The Division of Biology and Biomedical Sciences (DBBS) at Washington University in St. Louis offers exceptional doctoral training at one of the nation’s preeminent biomedical research centers. The DBBS is organized into eleven academic programs, each representing a different scientific area. The University, through DBBS, supports a tuition-free PhD program and full financial support of our first-year PhD students.
The Hope Center is a multi-departmental research environment that fosters translational work and collaboration across disciplines. It promotes cutting-edge research through pilot project awards, collaboration among investigators who study basic biology and those who focus on disease mechanisms, and offers access to core resources and animal models.
Our Lab is the proud recipient of a 2019 Narsad Young Investigator Grant awarded to Thomas Papouin (2020-2022, #28616) by the Brain & Behavior Research Foundation to define the cellular and molecular mechanisms that link α7nAChR activity to cognitive deficits.
This Award has been selected for the Research Partners Program and Dr. Papouin has been named the “Let the Sunshine Run Investigator” by Kathy and Curt Robbins, generous supporters of the Brain & Behavior Research Foundation and of our research program.
Our Lab is supported by a grant from the Center for Drug Discovery at WashU to conduct pharmacokinetics studies of α7nAChR enhancers in mice. The CDD seeks out and advances promising drug projects from the Washington University community, deploying key activities such as 1) Identification & Prioritization of Promising Projects; 2) Education & Project Strategy; 3) Implementation & Project Management and 4) Facilitation of External Partnering.

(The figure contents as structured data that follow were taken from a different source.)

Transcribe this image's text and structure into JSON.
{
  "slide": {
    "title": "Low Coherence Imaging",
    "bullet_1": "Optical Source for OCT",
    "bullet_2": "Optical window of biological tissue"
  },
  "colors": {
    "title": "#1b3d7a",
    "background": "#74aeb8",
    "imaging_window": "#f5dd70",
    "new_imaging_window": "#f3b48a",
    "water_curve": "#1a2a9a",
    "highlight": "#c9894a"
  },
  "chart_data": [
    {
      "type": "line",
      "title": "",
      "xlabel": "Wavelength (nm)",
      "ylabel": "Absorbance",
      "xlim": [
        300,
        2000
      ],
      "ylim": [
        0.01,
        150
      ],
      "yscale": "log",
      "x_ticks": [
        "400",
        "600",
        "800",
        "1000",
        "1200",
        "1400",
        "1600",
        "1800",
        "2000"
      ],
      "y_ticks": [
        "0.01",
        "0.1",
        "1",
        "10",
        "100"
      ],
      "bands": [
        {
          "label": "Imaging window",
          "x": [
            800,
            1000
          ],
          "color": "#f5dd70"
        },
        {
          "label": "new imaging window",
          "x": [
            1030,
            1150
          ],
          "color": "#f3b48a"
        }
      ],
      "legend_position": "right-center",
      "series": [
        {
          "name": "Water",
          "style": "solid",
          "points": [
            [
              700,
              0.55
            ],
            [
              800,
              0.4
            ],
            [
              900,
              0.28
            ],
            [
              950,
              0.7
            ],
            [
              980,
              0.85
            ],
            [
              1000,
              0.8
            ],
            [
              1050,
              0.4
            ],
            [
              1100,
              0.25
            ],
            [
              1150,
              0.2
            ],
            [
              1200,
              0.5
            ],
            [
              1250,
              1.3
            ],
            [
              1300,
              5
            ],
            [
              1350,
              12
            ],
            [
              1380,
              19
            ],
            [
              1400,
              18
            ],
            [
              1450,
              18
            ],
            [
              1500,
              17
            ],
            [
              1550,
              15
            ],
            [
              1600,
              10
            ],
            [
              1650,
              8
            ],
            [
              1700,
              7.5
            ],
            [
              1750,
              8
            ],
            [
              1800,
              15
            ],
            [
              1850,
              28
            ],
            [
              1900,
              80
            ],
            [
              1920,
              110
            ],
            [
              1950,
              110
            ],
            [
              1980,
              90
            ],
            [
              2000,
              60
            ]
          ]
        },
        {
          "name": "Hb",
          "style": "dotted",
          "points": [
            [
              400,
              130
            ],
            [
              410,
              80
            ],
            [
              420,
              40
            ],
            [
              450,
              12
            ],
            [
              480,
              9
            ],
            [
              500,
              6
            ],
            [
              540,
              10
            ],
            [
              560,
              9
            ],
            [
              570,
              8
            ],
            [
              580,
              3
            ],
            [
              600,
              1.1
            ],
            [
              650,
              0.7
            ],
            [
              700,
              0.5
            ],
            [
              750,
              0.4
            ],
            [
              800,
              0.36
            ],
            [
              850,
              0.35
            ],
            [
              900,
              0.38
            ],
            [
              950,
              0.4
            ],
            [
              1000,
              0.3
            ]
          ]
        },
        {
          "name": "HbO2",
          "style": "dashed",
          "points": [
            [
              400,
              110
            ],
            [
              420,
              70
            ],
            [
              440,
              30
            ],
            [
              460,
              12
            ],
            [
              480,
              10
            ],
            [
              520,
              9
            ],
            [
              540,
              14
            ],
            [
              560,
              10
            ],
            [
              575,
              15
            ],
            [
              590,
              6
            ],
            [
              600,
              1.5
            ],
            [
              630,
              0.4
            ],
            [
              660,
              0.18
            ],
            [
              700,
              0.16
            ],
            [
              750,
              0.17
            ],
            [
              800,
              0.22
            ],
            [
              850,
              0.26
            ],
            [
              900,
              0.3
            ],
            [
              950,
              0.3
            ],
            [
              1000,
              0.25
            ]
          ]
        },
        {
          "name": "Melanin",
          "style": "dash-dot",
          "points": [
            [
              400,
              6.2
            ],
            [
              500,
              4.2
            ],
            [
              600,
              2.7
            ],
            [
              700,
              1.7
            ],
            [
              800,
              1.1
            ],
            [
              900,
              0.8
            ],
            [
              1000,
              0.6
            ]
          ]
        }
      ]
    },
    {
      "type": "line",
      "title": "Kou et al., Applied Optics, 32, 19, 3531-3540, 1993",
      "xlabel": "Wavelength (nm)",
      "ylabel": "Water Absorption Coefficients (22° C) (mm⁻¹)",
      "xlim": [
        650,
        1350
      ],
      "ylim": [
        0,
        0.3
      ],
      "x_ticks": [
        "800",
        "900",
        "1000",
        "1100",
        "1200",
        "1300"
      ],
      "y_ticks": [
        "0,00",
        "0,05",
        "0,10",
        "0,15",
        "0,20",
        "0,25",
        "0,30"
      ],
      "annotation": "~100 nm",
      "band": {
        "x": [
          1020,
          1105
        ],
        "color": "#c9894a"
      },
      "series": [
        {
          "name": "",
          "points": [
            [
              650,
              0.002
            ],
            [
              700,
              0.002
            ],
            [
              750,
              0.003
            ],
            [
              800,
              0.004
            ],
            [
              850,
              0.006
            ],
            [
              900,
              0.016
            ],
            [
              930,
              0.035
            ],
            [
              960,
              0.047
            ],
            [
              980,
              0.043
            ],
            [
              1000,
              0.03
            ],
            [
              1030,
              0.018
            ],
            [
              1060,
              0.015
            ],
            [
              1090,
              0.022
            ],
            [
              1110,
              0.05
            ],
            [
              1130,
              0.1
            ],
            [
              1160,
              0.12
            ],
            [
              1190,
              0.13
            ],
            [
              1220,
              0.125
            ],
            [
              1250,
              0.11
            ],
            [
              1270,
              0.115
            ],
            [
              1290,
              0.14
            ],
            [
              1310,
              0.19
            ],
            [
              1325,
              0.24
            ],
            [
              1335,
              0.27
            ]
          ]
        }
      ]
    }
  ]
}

Our Research Program is funded by a grant from the McDonnell Center for Cellular and Molecular Neurobiology, awarded to Dr. Thomas Papouin (2020-2021), to study the molecular underpinnings of α7nAChR signaling on astrocytes and its impact on astrocyte secretory activity.
The Center has historically supported Neuroscience-related activities across Washington University for more than 30 years. It helps fund a wide variety of activities in research, education and outreach that promote the scope and vibrancy of our Neuroscience community.
Our lab was awarded a three-year grant by the Whitehall Foundation, awarded to Dr. Thomas Papouin (#2020-08-35, 2020-2023), in support of our research program to study the the role of astrocyte-based neuromodulation in behavior.
The Whitehall Foundation assists scholarly research in the life sciences. The Foundation emphasizes the support of young scientists at the beginning of their careers and productive senior scientists who wish to move into new fields of interest.